はっと目を開く。呆れたような声が斜め上からした。ついさっき自販機まで向かっていたはずのそいつは、いつの間にか私の隣に立っていた。思わず勢いよく視界に入れた横顔は、珍しくまじめで、いつもの情けない顔でも、ちょっとは画になった。


「まだ明るいんだもんなぁ」
「そう?」
「そう。もっと暗かったらさ」
「うん」
「俺だって、どうにかしたんだけど」
「…は?」


急に、ざざざ、と寄せては引く波の音がやけに大きく聴こえる。どこか遠くを見て思い詰めるようにしているザキは、思わずぎこちなくなった筈の私の表情には気付かない。


「は、だなんて酷いなぁ」
「…なんかの冗談?」
「そんなんじゃないよ」


なんだってんだ。私に対して何も行動を起こさなかったいくじなしは、今頃になって頬を橙に染めてこちらを向いた。手持ち無沙汰だった両手をとられて、さっと二本のペットボトルを握らされる。空いたそいつの手が、まだ伸びてくる。なんで二本とも持たせてんだよ、なんていつもの感じで思いながら、ただただ鼓動の高鳴りだけが異様だった。黙って眺めていたら、心臓が一際大きくどくりと脈打つ頃にはその骨ばった指は私の頬に触れていた。
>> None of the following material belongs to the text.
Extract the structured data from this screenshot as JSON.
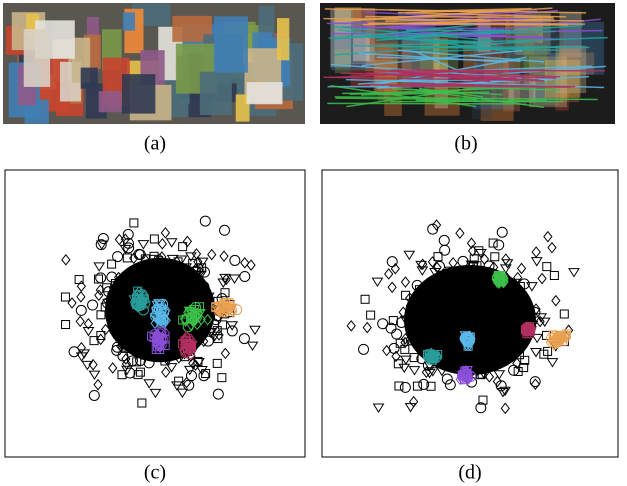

さっと撫でられた箇所がくすぐったくて、熱くて、少し痛い。
俯くと、山崎退、そいつの足はすぐそこにあって、案外近くに距離をつめられていたことに気がつく。


「あのさ」
「…なに」
「俺のこと、友達だと思ってる?」


ザキの声はおそろしく優しい。まるで声が溶けてるみたい。ねえあんた、まだ暗くないけど、どうにかするつもりなんじゃないの。病気かもしれない、それぐらい全身の血がぐるぐる体を巡って冷や汗さえ噴き出てくるのを感じながら、私は声が出せないまま、否定も肯定もできないまま足元の砂を睨む。尚も指をどけないそいつのせいで肌がぴりりと疼く。今までに無いような妙な痛みを感じながら、そういえばしっかり日焼けするのもこの夏で終わりなのだと、ふと思う。


「顔、上げて」


うわ、ラブロマンスっぽい。今にも溶けそうな声と、波の音とを鼓膜の奥の奥に焼き付けて、私は潮風の匂いを吸い込んだ。